The WX 8200 appears to do extremely well in OpenCL renderers and DirectX 12 applications, where it even beats the considerably more expensive Nvidia Quadro P5000. It does OK in OpenGL and DirectX 11 applications, generally sitting somewhere between the P4000 and P5000, but sometimes plays second fiddle to the Quadro P4000, which is over £100 cheaper and consumes much less power. In such workflows, one can only expect Nvidia’s lead to increase with the new Quadro RTX 4000, although we don’t yet know how much this soon-to-be-released GPU will cost.
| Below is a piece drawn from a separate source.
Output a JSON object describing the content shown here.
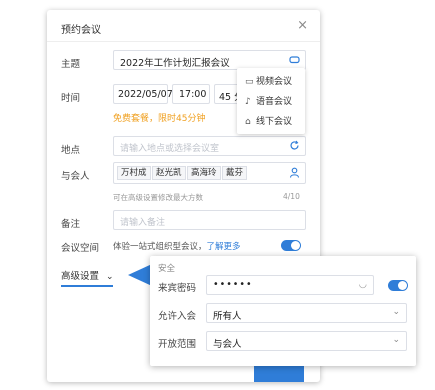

But AMD holds a very big trump card when it comes to multi-tasking. It has done an excellent job of turning the humble ‘graphics card’ into a true multi-purpose processor, allowing users to swap seamlessly between graphics and compute tasks. Try rendering on an Nvidia GPU and then spinning a model in your 3D design tool and your experience will likely be choppy in comparison. Users can get around this with multi-GPUs, where one is dedicated to graphics and the other to compute, but that’s an expensive way to solve the problem and will mean one of your GPUs sits idle some of the time. Some renderers allow you to reduce the load on GPU, but this will extend the rendering times and you won’t be taking full advantage of the GPU, even when you’re not spinning your 3D model.
As always with pro applications, it all boils down to workflows. Nvidia might currently be the Usain Bolt of 3D graphics and the favourite in a flat race. But if you want to juggle circus balls, while powering down the back straight, our money would be on AMD.